Back On Track with Credit Recovery
The path toward high school graduation is an obvious one. Earn the credits you need in each subject area, graduate, and move on.
There are plenty of ways to earn these credits. Students can take traditional courses, credit acceleration, or credit recovery. Some schools even break learning down into smaller, more manageable lessons that help to fill in missing gaps.
As easy as it sounds, earning credits can be arduous. Compound that with missing school (either by choice or out of obligation) and trying to catch up before falling further behind, and credit recovery programs can fail our students.
How credit recovery works – most of the time
Lack of credits prevents high school students from graduating. In an effort to shore up graduation rates, schools have developed credit recovery programs. These programs give at-risk students an opportunity to catch up on the instruction they missed.
The idea is simple. Students enroll in credit recovery programs to make up for lost time and collect missing credits. They work on lessons in the evenings, on weekends, and even during the school day. Some students enroll in online programs and work from home.
You’d think that this focused work on credit recovery would launch a student toward graduation faster than a senior can throw a spitwad. You’d be wrong.
Who benefits from credit recovery
According to a panel paper written ten years ago, credit recovery was “ a particularly effective strategy to prevent dropping out for black, Hispanic, and economically disadvantaged students and for increasing the likelihood of graduating from high school for economically disadvantaged students.”
Teachers and schools report that students in credit recovery speed too quickly through courses. They retain less information than their peers who participated in rigorous, hands-on activities. As it turns out, low-quality credit programs produce low-quality results.
Are we surprised by those observations?
We shouldn’t be. What we’ve learned about brain-based education tells us that “clicker courses” don’t engage the brain. These are online curriculum units that allow students to advance through the curriculum by left-clicking a mouse until the correct answer appears. These programs fail to entrench the memory of learning deeply enough for later retrieval.
Low-quality credit programs produce low-quality results.
How to establish a high-quality credit recovery program
According to iNACOL, nearly nine out of ten schools offer credit recovery. To ensure the efficacy and strength of each instructional program, the International Association for k-12 Online Learning (iNACOL) recommends these best practices:
· Base course progression on competency. As students complete lessons, the application should adapt accordingly, either providing more practice or directing the student to the next lesson.

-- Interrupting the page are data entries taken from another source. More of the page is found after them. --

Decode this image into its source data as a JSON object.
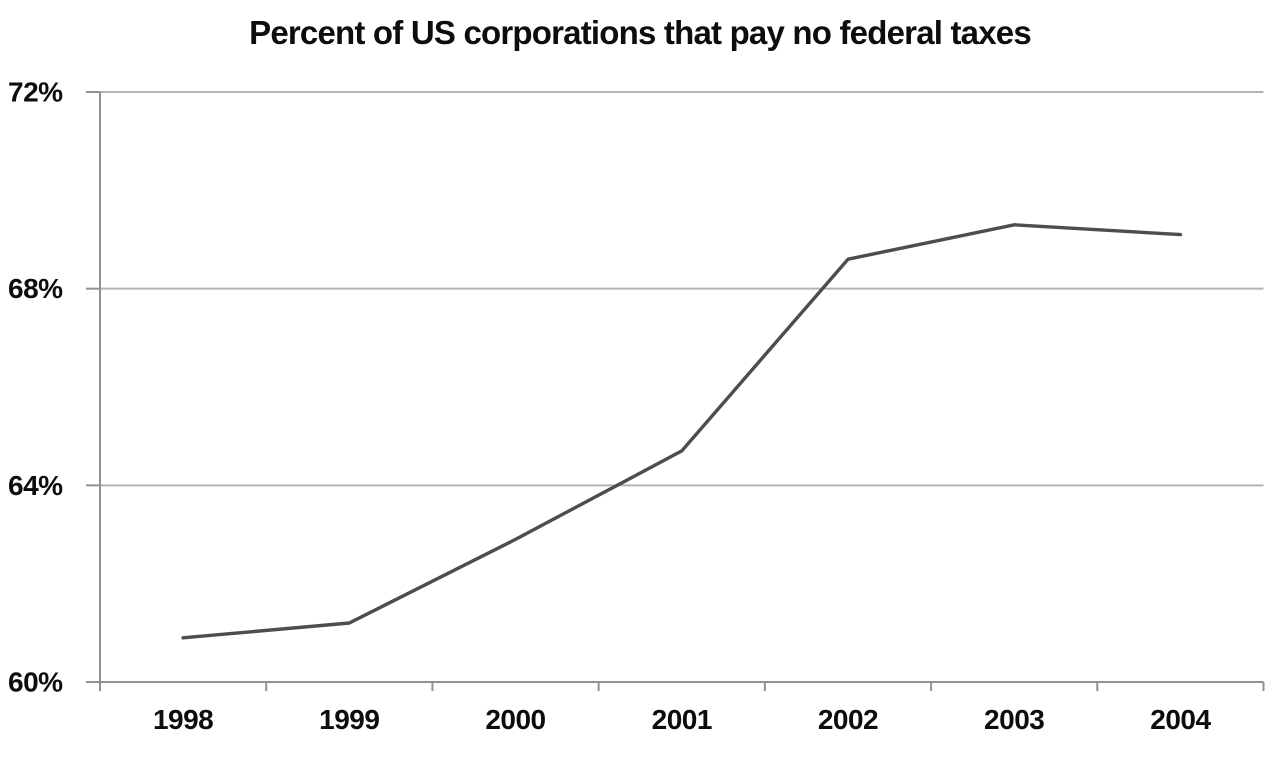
{
  "chart_data": {
    "type": "line",
    "title": "Percent of US corporations that pay no federal taxes",
    "categories": [
      "1998",
      "1999",
      "2000",
      "2001",
      "2002",
      "2003",
      "2004"
    ],
    "values": [
      60.9,
      61.2,
      62.9,
      64.7,
      68.6,
      69.3,
      69.1
    ],
    "unit": "%",
    "xlabel": "",
    "ylabel": "",
    "ylim": [
      60,
      72
    ],
    "ytick_values": [
      72,
      68,
      64,
      60
    ],
    "ytick_labels": [
      "72%",
      "68%",
      "64%",
      "60%"
    ],
    "grid": "horizontal",
    "legend": "none",
    "colors": {
      "background": "#ffffff",
      "line": "#4d4d4d",
      "gridline": "#b3b3b3",
      "axis": "#919191",
      "text": "#0d0d0d"
    }
  }
}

· Adopt blended learning. It’s unlikely that you’ll see a school that relies exclusively on edtech for credit recovery. Students need time to take credit recovery courses online, and they also need time with their teachers. That requires flexible scheduling.
Another requirement of any online curriculum is that is should be customizable. No two students taking the same credit recovery course have the same needs. Personalized learning programs should be precisely that: tailored to individual needs.
Credit recovery can help students get back on track to graduation. We owe it to our students and ourselves to engage in the best practices that make it happen.